During my time as a teacher, I have volunteered many late hours….volunteered. Although you seem to think all I care about is me, me, me, I have coached girl’s powder-puff football for nothing. I have chaperoned school dances, plays, and fundraisers. I have worked the concession stand at football games. I wasn’t paid for any of this. I have bought hundreds of dollars worth of shirts, cookie dough, pizzas and countless other items I didn’t really need because I wanted to help support my students and their activities. I have “canned” at football games to help needy students, stayed late waiting for parents to pick up kids who missed their busses, and bought classes pizzas and breakfast to reward them for their excellence. I cooked a class eggs and waffles once because they brought in over 500 canned goods for our local homeless shelter. I have been in a dunk tank not once, but twice to fundraise for my school. I have taken pies to the face and almost had to kiss a ram, all for my students. My coworker and I once organized a pancake breakfast for a student battling cancer. We and many of our colleagues whom you demean were at school at 4:30 in the morning to prepare pancakes for a school of over 2,000 students. We raised over ten thousand dollars for that student. I never asked once, “What is in it for me?”

You have declared open season on teachers. You have made us the bane of New Jersey’s existence. I know, I read the comments on the and Press of Atlantic City websites. Teachers are lazy, overpaid, underworked.
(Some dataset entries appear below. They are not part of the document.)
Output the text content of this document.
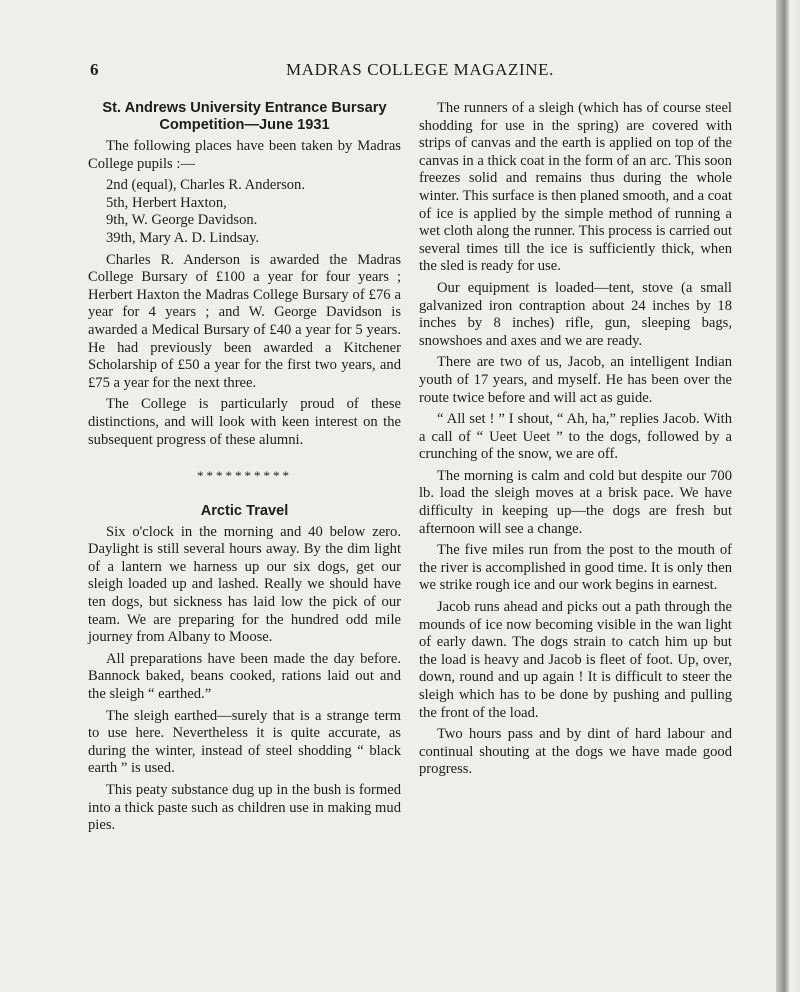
6	MADRAS COLLEGE MAGAZINE.
St. Andrews University Entrance Bursary Competition—June 1931

The following places have been taken by Madras College pupils :—

2nd (equal), Charles R. Anderson.
5th, Herbert Haxton,
9th, W. George Davidson.
39th, Mary A. D. Lindsay.

Charles R. Anderson is awarded the Madras College Bursary of £100 a year for four years ; Herbert Haxton the Madras College Bursary of £76 a year for 4 years ; and W. George Davidson is awarded a Medical Bursary of £40 a year for 5 years. He had previously been awarded a Kitchener Scholarship of £50 a year for the first two years, and £75 a year for the next three.

The College is particularly proud of these distinctions, and will look with keen interest on the subsequent progress of these alumni.

**********
Arctic Travel

Six o'clock in the morning and 40 below zero. Daylight is still several hours away. By the dim light of a lantern we harness up our six dogs, get our sleigh loaded up and lashed. Really we should have ten dogs, but sickness has laid low the pick of our team. We are preparing for the hundred odd mile journey from Albany to Moose.

All preparations have been made the day before. Bannock baked, beans cooked, rations laid out and the sleigh “ earthed.”

The sleigh earthed—surely that is a strange term to use here. Nevertheless it is quite accurate, as during the winter, instead of steel shodding “ black earth ” is used.

This peaty substance dug up in the bush is formed into a thick paste such as children use in making mud pies.

The runners of a sleigh (which has of course steel shodding for use in the spring) are covered with strips of canvas and the earth is applied on top of the canvas in a thick coat in the form of an arc. This soon freezes solid and remains thus during the whole winter. This surface is then planed smooth, and a coat of ice is applied by the simple method of running a wet cloth along the runner. This process is carried out several times till the ice is sufficiently thick, when the sled is ready for use.

Our equipment is loaded—tent, stove (a small galvanized iron contraption about 24 inches by 18 inches by 8 inches) rifle, gun, sleeping bags, snowshoes and axes and we are ready.

There are two of us, Jacob, an intelligent Indian youth of 17 years, and myself. He has been over the route twice before and will act as guide.

“ All set ! ” I shout, “ Ah, ha,” replies Jacob. With a call of “ Ueet Ueet ” to the dogs, followed by a crunching of the snow, we are off.

The morning is calm and cold but despite our 700 lb. load the sleigh moves at a brisk pace. We have difficulty in keeping up—the dogs are fresh but afternoon will see a change.

The five miles run from the post to the mouth of the river is accomplished in good time. It is only then we strike rough ice and our work begins in earnest.

Jacob runs ahead and picks out a path through the mounds of ice now becoming visible in the wan light of early dawn. The dogs strain to catch him up but the load is heavy and Jacob is fleet of foot. Up, over, down, round and up again ! It is difficult to steer the sleigh which has to be done by pushing and pulling the front of the load.

Two hours pass and by dint of hard labour and continual shouting at the dogs we have made good progress.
We are whiners. I guess that is what I am doing right now. You have made it okay to bash us. Some of the public are rejoicing that my colleagues will lose their jobs. Until you opened my eyes and opened their mouths, I never realized what a terrible person I was.
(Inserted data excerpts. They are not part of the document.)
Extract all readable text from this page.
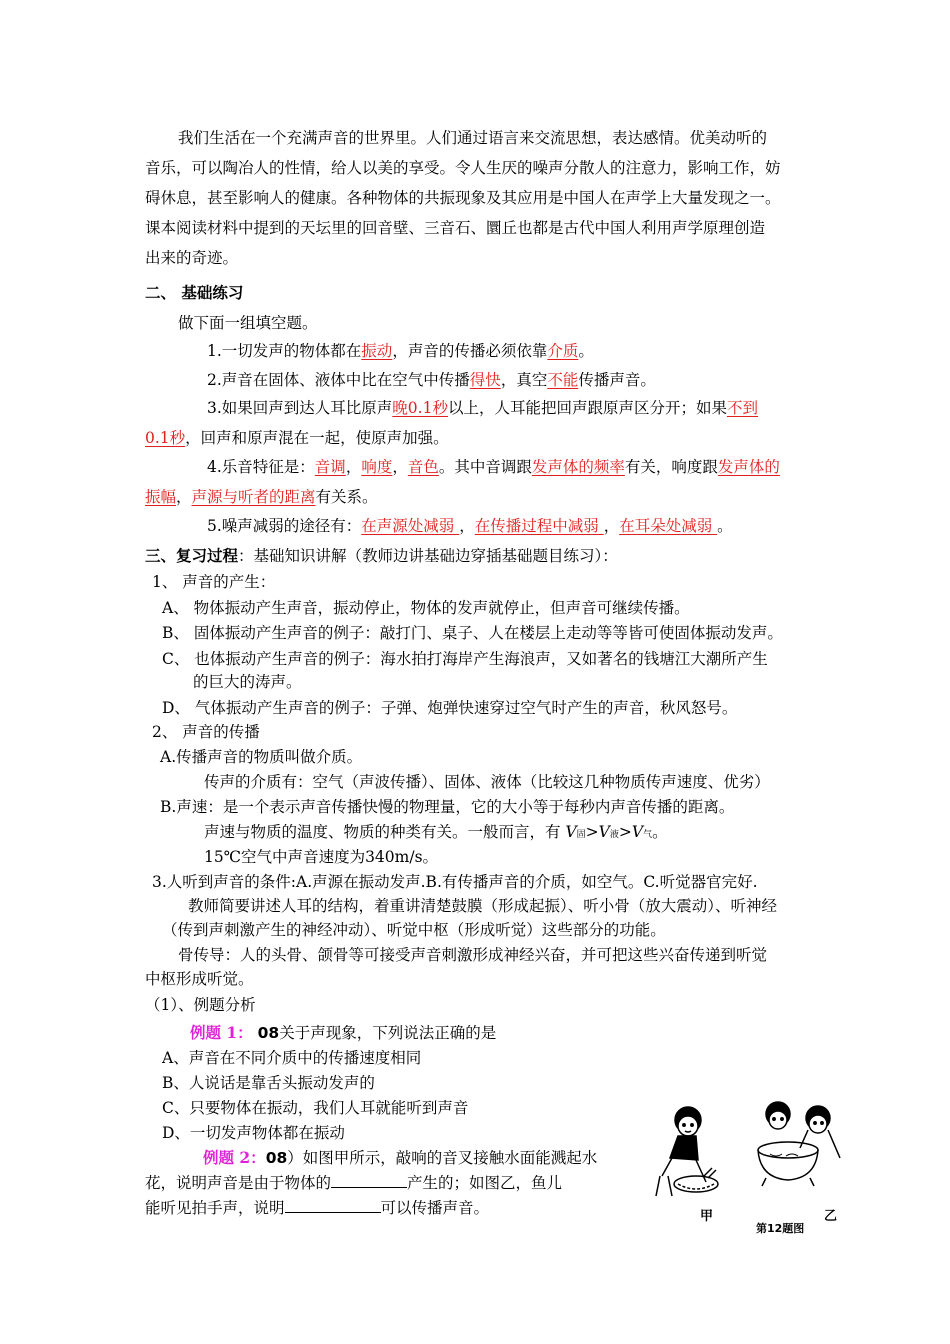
我们生活在一个充满声音的世界里。人们通过语言来交流思想，表达感情。优美动听的
音乐，可以陶冶人的性情，给人以美的享受。令人生厌的噪声分散人的注意力，影响工作，妨
碍休息，甚至影响人的健康。各种物体的共振现象及其应用是中国人在声学上大量发现之一。
课本阅读材料中提到的天坛里的回音壁、三音石、圜丘也都是古代中国人利用声学原理创造
出来的奇迹。
二、 基础练习
做下面一组填空题。
1.一切发声的物体都在振动，声音的传播必须依靠介质。
2.声音在固体、液体中比在空气中传播得快，真空不能传播声音。
3.如果回声到达人耳比原声晚0.1秒以上，人耳能把回声跟原声区分开；如果不到
0.1秒，回声和原声混在一起，使原声加强。
4.乐音特征是：音调，响度，音色。其中音调跟发声体的频率有关，响度跟发声体的
振幅，声源与听者的距离有关系。
5.噪声减弱的途径有：在声源处减弱 ，在传播过程中减弱 ，在耳朵处减弱 。
三、复习过程：基础知识讲解（教师边讲基础边穿插基础题目练习）：
1、 声音的产生：
A、 物体振动产生声音，振动停止，物体的发声就停止，但声音可继续传播。
B、 固体振动产生声音的例子：敲打门、桌子、人在楼层上走动等等皆可使固体振动发声。
C、 也体振动产生声音的例子：海水拍打海岸产生海浪声，又如著名的钱塘江大潮所产生
的巨大的涛声。
D、 气体振动产生声音的例子：子弹、炮弹快速穿过空气时产生的声音，秋风怒号。
2、 声音的传播
A.传播声音的物质叫做介质。
传声的介质有：空气（声波传播）、固体、液体（比较这几种物质传声速度、优劣）
B.声速：是一个表示声音传播快慢的物理量，它的大小等于每秒内声音传播的距离。
声速与物质的温度、物质的种类有关。一般而言，有 V固>V液>V气。
15℃空气中声音速度为340m/s。
3.人听到声音的条件:A.声源在振动发声.B.有传播声音的介质，如空气。C.听觉器官完好.
教师简要讲述人耳的结构，着重讲清楚鼓膜（形成起振）、听小骨（放大震动）、听神经
（传到声刺激产生的神经冲动）、听觉中枢（形成听觉）这些部分的功能。
骨传导：人的头骨、颌骨等可接受声音刺激形成神经兴奋，并可把这些兴奋传递到听觉
中枢形成听觉。
（1）、例题分析
例题 1： 08关于声现象，下列说法正确的是
A、声音在不同介质中的传播速度相同
B、人说话是靠舌头振动发声的
C、只要物体在振动，我们人耳就能听到声音
D、一切发声物体都在振动
例题 2：08）如图甲所示，敲响的音叉接触水面能溅起水
花，说明声音是由于物体的	产生的；如图乙，鱼儿
能听见拍手声，说明	可以传播声音。	甲	乙
第12题图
When I decided to study education in college my mother warned me that I had better not teach unless it was a passion. She told me if I just wanted summers off I wouldn’t last. She was a teacher herself. She said I could get paid better doing other things. She told me my efforts would not be appreciated, that it was only a matter of time before politics made us the enemy again. I didn’t listen. Teaching was a calling for me, and I thought that even though I wouldn’t be paid a lot, at least I would have good benefits, a pension, and job security. What a fool I was. I thought I was doing the right thing, helping kids, improving society. Turns out the whole time I was none of these things. I was the enemy. I was the problem. My own government has forsaken me; my own community would like to banish me. For the first time in my career, I am questioning my decision, feeling my passion diminish.

Thank you for showing me the light. My only hope is that the next generation does not see the light, and does not listen to you, because if they do there will be no more problems like me, there will be no public education. You will have won your war against the middle and lower class. You will create a society where the rich get educated and the poor do not. But then again, what do I know? I am the problem.